The Electronic Frontier Foundation (EFF) and a nonprofit privacy rights group have called on several states to investigate why “hundreds” of data brokers haven’t registered with state consumer protection agencies in accordance with local laws.
An analysis done in collaboration with Privacy Rights Clearinghouse (PRC) found that many data brokers have failed to register in all of the four states with laws that require it, preventing consumers in some states from learning what kinds of information these brokers collect and how to opt out. These findings could be explained by variations in the definition of a data broker, but they may indicate some brokers are breaking the law.
Data brokers are companies that collect and sell troves of personal information about people, including their names, addresses, phone numbers, financial information, and more. Consumers have little control over this information, posing serious privacy concerns, and attempts to address these concerns at a federal level have mostly failed. Last month, LexisNexis Risk Solutions disclosed a data breach that may have revealed the names, Social Security numbers, driver’s license numbers, and contact information for over 364,000 people.

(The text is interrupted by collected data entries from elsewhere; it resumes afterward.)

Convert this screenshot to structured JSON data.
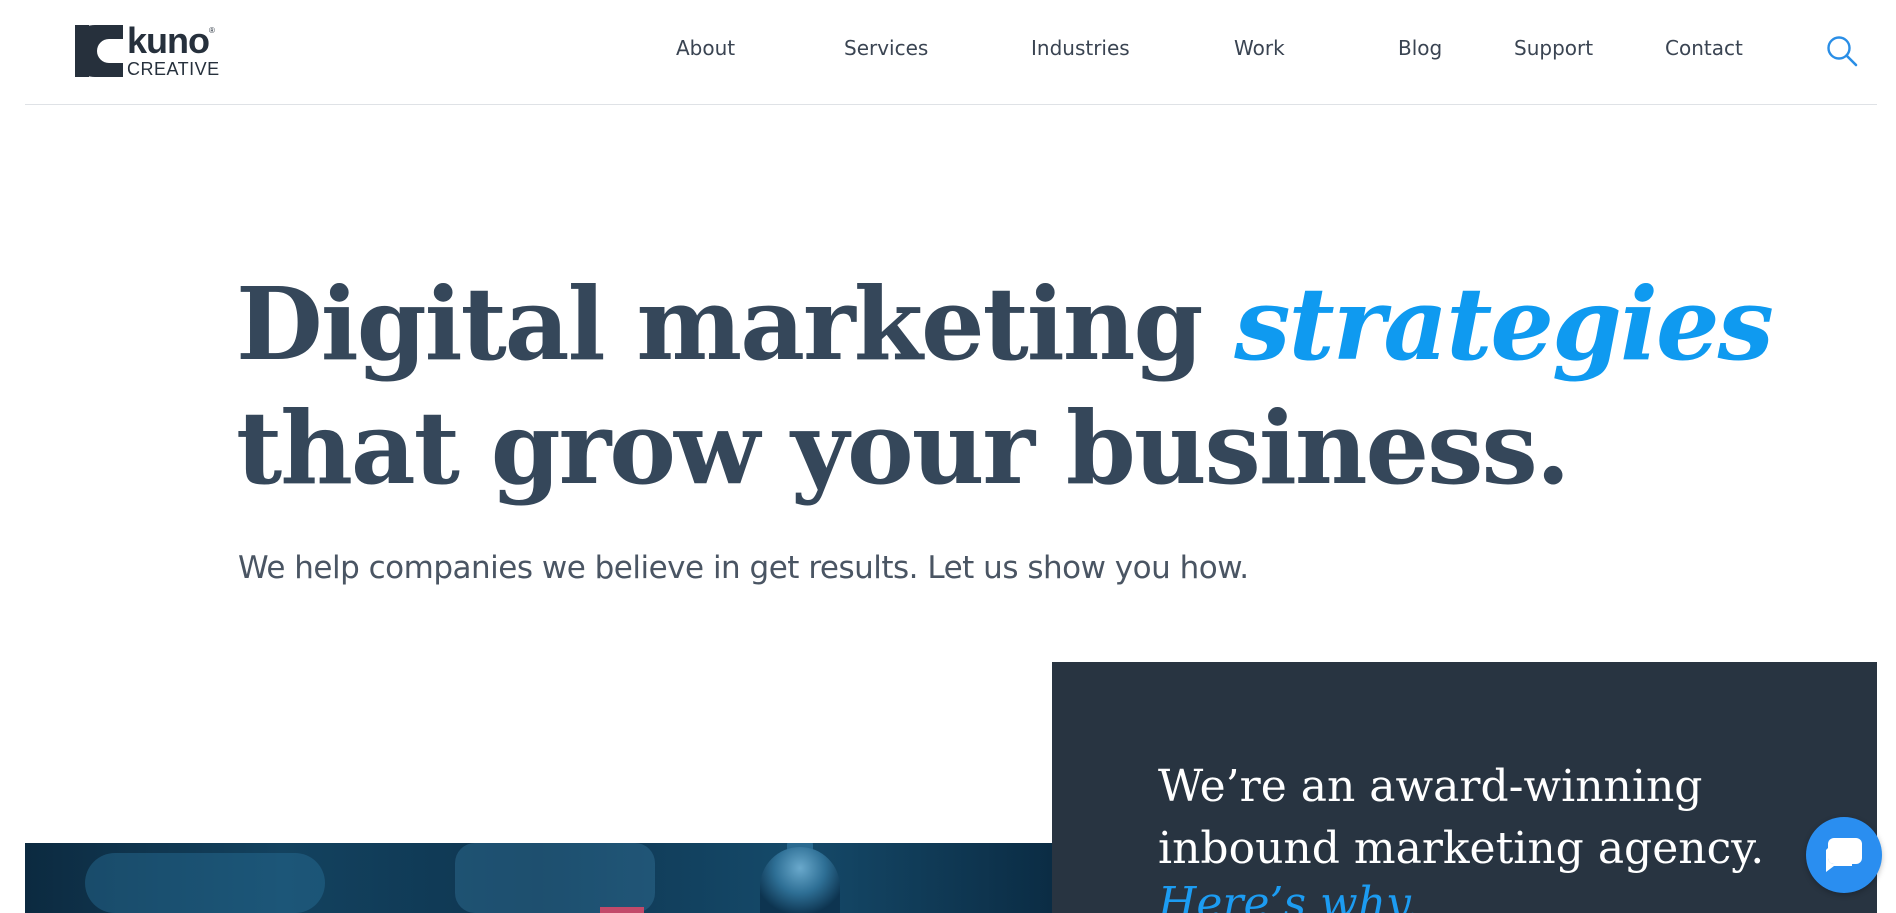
{
  "brand": {
    "logo_word": "kuno",
    "logo_sub": "CREATIVE",
    "logo_mark": "®"
  },
  "nav": {
    "items": [
      {
        "label": "About"
      },
      {
        "label": "Services"
      },
      {
        "label": "Industries"
      },
      {
        "label": "Work"
      },
      {
        "label": "Blog"
      },
      {
        "label": "Support"
      },
      {
        "label": "Contact"
      }
    ],
    "search_icon": "search-icon"
  },
  "hero": {
    "title_part1": "Digital marketing",
    "title_accent": "strategies",
    "title_line2": "that grow your business.",
    "subtitle": "We help companies we believe in get results. Let us show you how."
  },
  "award": {
    "text": "We’re an award-winning inbound marketing agency.",
    "link": "Here’s why."
  },
  "chat": {
    "icon": "chat-icon"
  },
  "colors": {
    "heading": "#35475a",
    "accent": "#0f9af0",
    "panel": "#283441",
    "chat": "#2a8ef0"
  }
}
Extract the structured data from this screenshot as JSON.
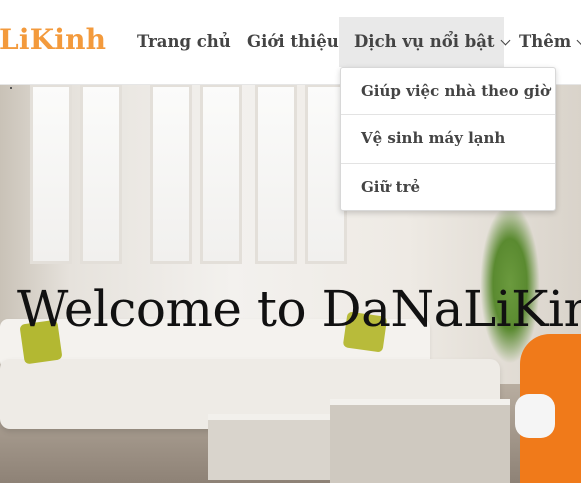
{
  "brand": "LiKinh",
  "nav": {
    "home": "Trang chủ",
    "about": "Giới thiệu",
    "services": "Dịch vụ nổi bật",
    "more": "Thêm"
  },
  "dropdown": {
    "items": [
      "Giúp việc nhà theo giờ",
      "Vệ sinh máy lạnh",
      "Giữ trẻ"
    ]
  },
  "hero": {
    "title": "Welcome to DaNaLiKinh"
  },
  "colors": {
    "brand": "#f39a3c",
    "nav_text": "#444444",
    "active_bg": "#e9e9e9"
  }
}
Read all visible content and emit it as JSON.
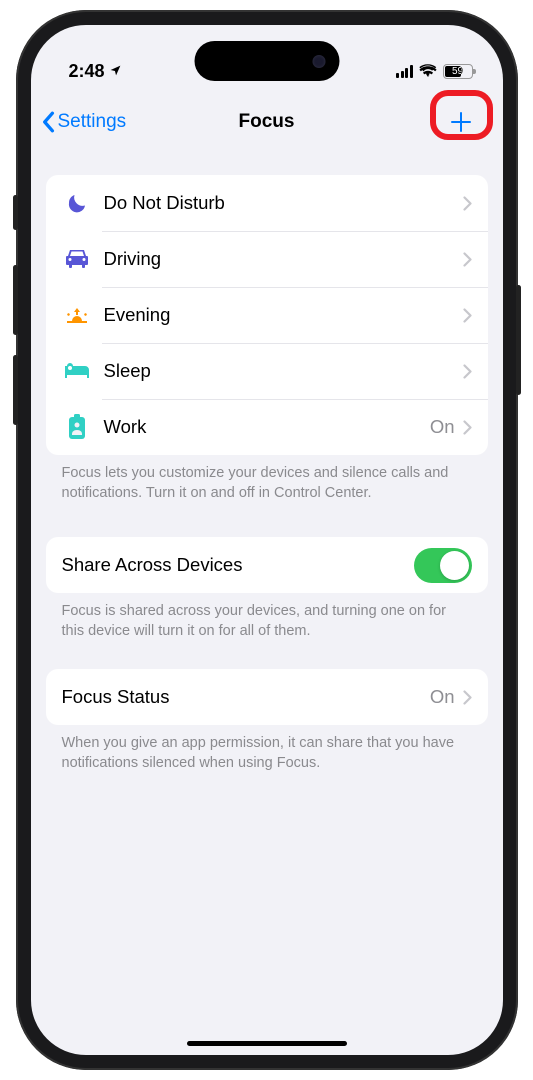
{
  "status": {
    "time": "2:48",
    "battery_pct": "59"
  },
  "nav": {
    "back_label": "Settings",
    "title": "Focus"
  },
  "focus_modes": [
    {
      "icon": "moon",
      "color": "#5856d6",
      "label": "Do Not Disturb",
      "detail": ""
    },
    {
      "icon": "car",
      "color": "#5856d6",
      "label": "Driving",
      "detail": ""
    },
    {
      "icon": "sunset",
      "color": "#ff9500",
      "label": "Evening",
      "detail": ""
    },
    {
      "icon": "bed",
      "color": "#30d0c4",
      "label": "Sleep",
      "detail": ""
    },
    {
      "icon": "badge",
      "color": "#30d0c4",
      "label": "Work",
      "detail": "On"
    }
  ],
  "focus_footer": "Focus lets you customize your devices and silence calls and notifications. Turn it on and off in Control Center.",
  "share": {
    "label": "Share Across Devices",
    "footer": "Focus is shared across your devices, and turning one on for this device will turn it on for all of them."
  },
  "focus_status": {
    "label": "Focus Status",
    "detail": "On",
    "footer": "When you give an app permission, it can share that you have notifications silenced when using Focus."
  }
}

Four states — California, Texas, Oregon, and Vermont — do attempt to regulate these companies by requiring them to register with consumer protection agencies and share details about what kind of data they collect. Consumers in California, for example, can use the online database to search for different data brokers registered in the state, see contact information, and find steps on how to opt out of data collection. Meanwhile, in Texas, data brokers must follow certain security measures designed to protect consumers’ information.
In letters to the states’ attorneys general, the EFF and PRC say they “uncovered a troubling pattern” after scraping data broker registries in California, Texas, Oregon, and Vermont. They found that many data brokers didn’t consistently register their businesses across all four states. The number of data brokers that appeared on one registry but not another includes 524 in Texas, 475 in Oregon, 309 in Vermont, and 291 in California.

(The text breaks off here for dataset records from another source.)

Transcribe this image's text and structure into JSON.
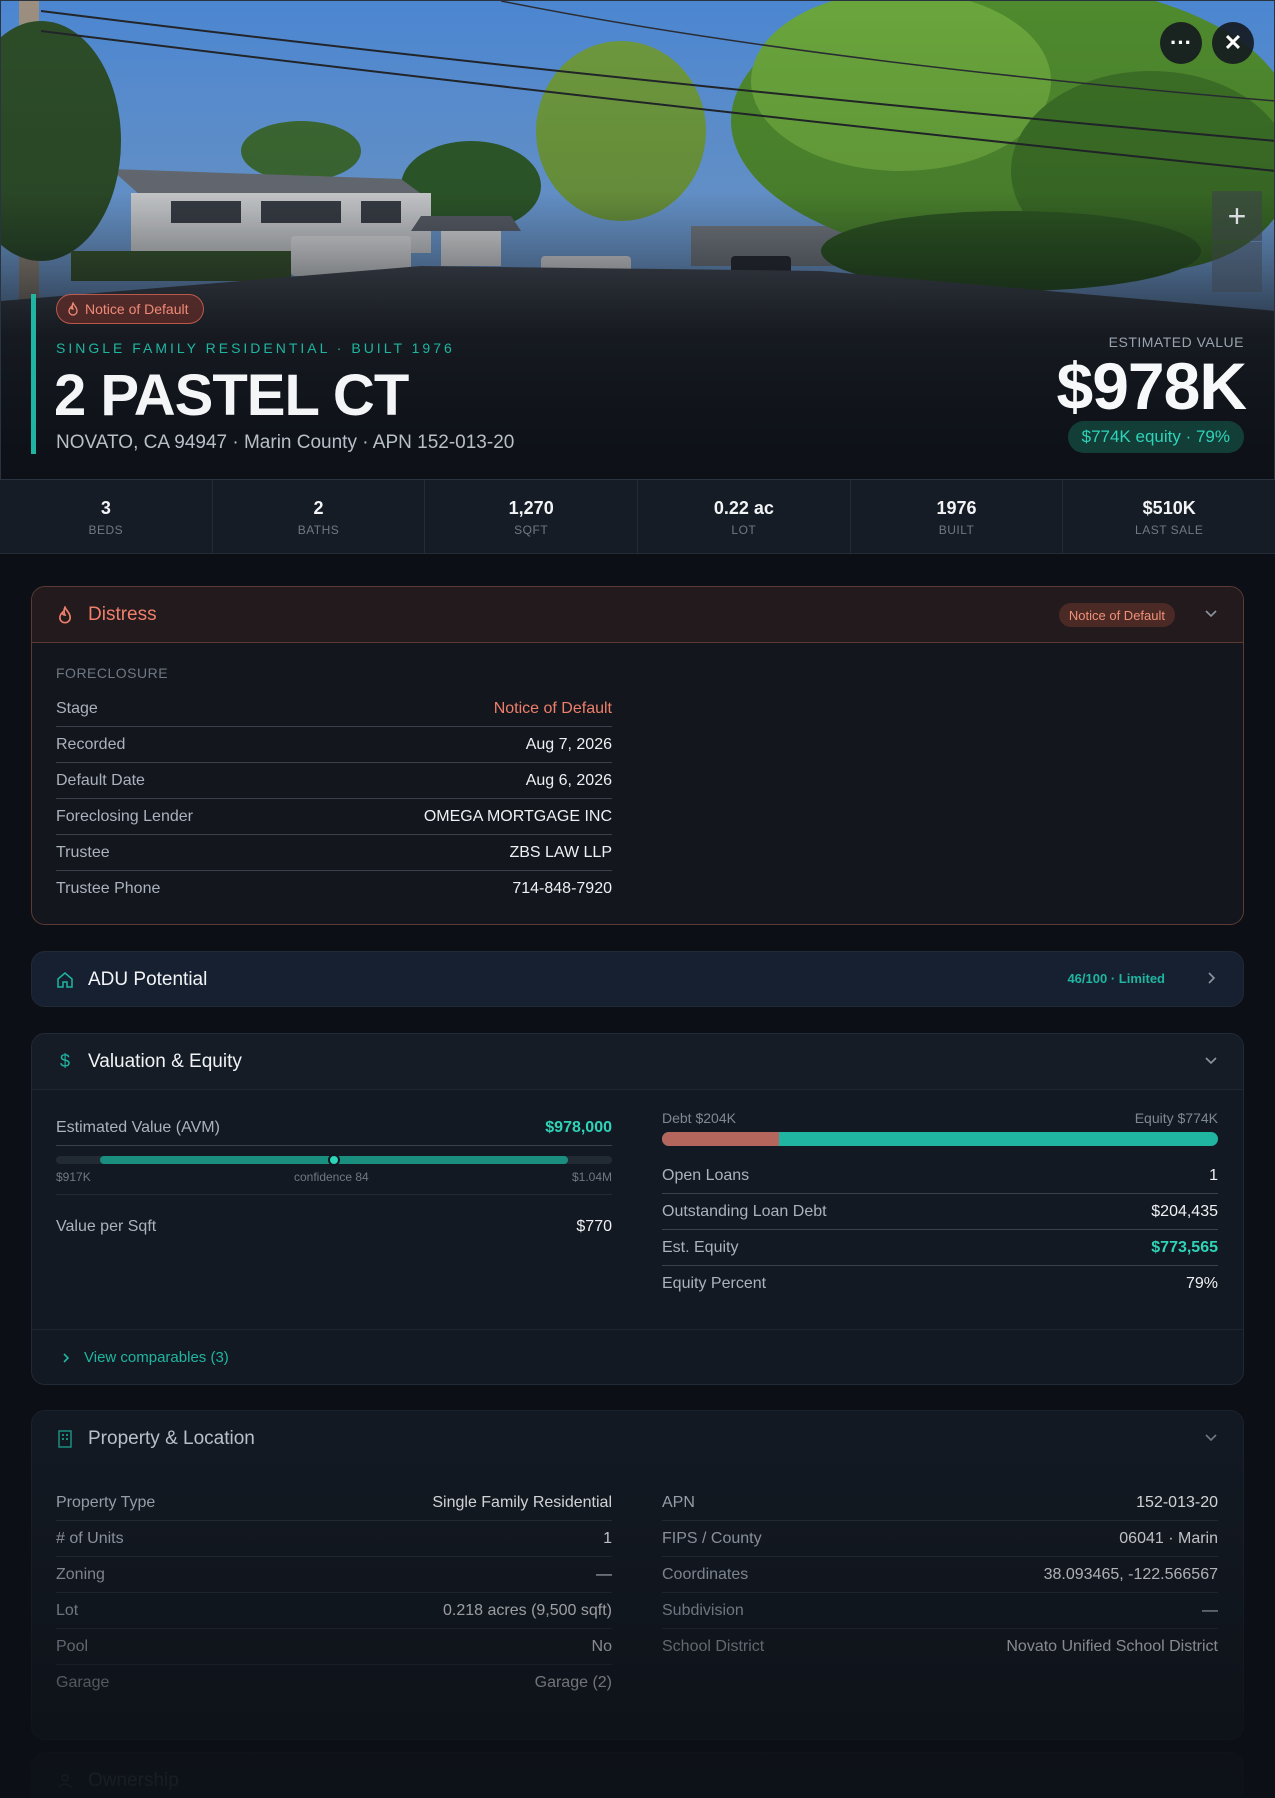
{
  "hero": {
    "status_badge": "Notice of Default",
    "subtitle": "SINGLE FAMILY RESIDENTIAL · BUILT 1976",
    "address": "2 PASTEL CT",
    "location": "NOVATO, CA 94947 · Marin County · APN 152-013-20",
    "est_label": "ESTIMATED VALUE",
    "est_value": "$978K",
    "equity_pill": "$774K equity · 79%",
    "more_icon": "···",
    "close_icon": "✕",
    "zoom_in_icon": "+"
  },
  "stats": [
    {
      "value": "3",
      "label": "BEDS"
    },
    {
      "value": "2",
      "label": "BATHS"
    },
    {
      "value": "1,270",
      "label": "SQFT"
    },
    {
      "value": "0.22 ac",
      "label": "LOT"
    },
    {
      "value": "1976",
      "label": "BUILT"
    },
    {
      "value": "$510K",
      "label": "LAST SALE"
    }
  ],
  "distress": {
    "title": "Distress",
    "badge": "Notice of Default",
    "section_label": "FORECLOSURE",
    "rows": [
      {
        "k": "Stage",
        "v": "Notice of Default"
      },
      {
        "k": "Recorded",
        "v": "Aug 7, 2026"
      },
      {
        "k": "Default Date",
        "v": "Aug 6, 2026"
      },
      {
        "k": "Foreclosing Lender",
        "v": "OMEGA MORTGAGE INC"
      },
      {
        "k": "Trustee",
        "v": "ZBS LAW LLP"
      },
      {
        "k": "Trustee Phone",
        "v": "714-848-7920"
      }
    ],
    "accent": "#ef7f6a"
  },
  "adu": {
    "title": "ADU Potential",
    "score": "46/100 · Limited"
  },
  "valuation": {
    "title": "Valuation & Equity",
    "avm_label": "Estimated Value (AVM)",
    "avm_value": "$978,000",
    "range_low": "$917K",
    "range_high": "$1.04M",
    "confidence": "confidence 84",
    "avm_position": 0.5,
    "per_sqft_label": "Value per Sqft",
    "per_sqft_value": "$770",
    "debt_label": "Debt $204K",
    "equity_label": "Equity $774K",
    "debt_fraction": 0.21,
    "rows": [
      {
        "k": "Open Loans",
        "v": "1"
      },
      {
        "k": "Outstanding Loan Debt",
        "v": "$204,435"
      },
      {
        "k": "Est. Equity",
        "v": "$773,565"
      },
      {
        "k": "Equity Percent",
        "v": "79%"
      }
    ],
    "comps_link": "View comparables (3)"
  },
  "property": {
    "title": "Property & Location",
    "left": [
      {
        "k": "Property Type",
        "v": "Single Family Residential"
      },
      {
        "k": "# of Units",
        "v": "1"
      },
      {
        "k": "Zoning",
        "v": "—"
      },
      {
        "k": "Lot",
        "v": "0.218 acres (9,500 sqft)"
      },
      {
        "k": "Pool",
        "v": "No"
      },
      {
        "k": "Garage",
        "v": "Garage (2)"
      }
    ],
    "right": [
      {
        "k": "APN",
        "v": "152-013-20"
      },
      {
        "k": "FIPS / County",
        "v": "06041 · Marin"
      },
      {
        "k": "Coordinates",
        "v": "38.093465, -122.566567"
      },
      {
        "k": "Subdivision",
        "v": "—"
      },
      {
        "k": "School District",
        "v": "Novato Unified School District"
      }
    ]
  },
  "ownership": {
    "title": "Ownership"
  },
  "colors": {
    "accent_teal": "#1fb5a0",
    "distress_red": "#ef7f6a",
    "background": "#0c1016"
  }
}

As noted by the EFF, differences in how each state defines a data broker could explain some of these discrepancies. It’s also possible some brokers don’t collect data from people in all these states — although the industry typically casts a wide net.
Conversely, the EFF also says this analysis wouldn’t include the data brokers that “disregard state laws by failing to register in any state.”
The EFF and PRC suggest that California, Texas, Oregon, and Vermont look into the companies that failed to register across other states, writing that their findings “could indicate a systematic failure of compliance” in each state. They add that an investigation and enforcement actions could “send a powerful signal” regarding a state’s commitment to privacy.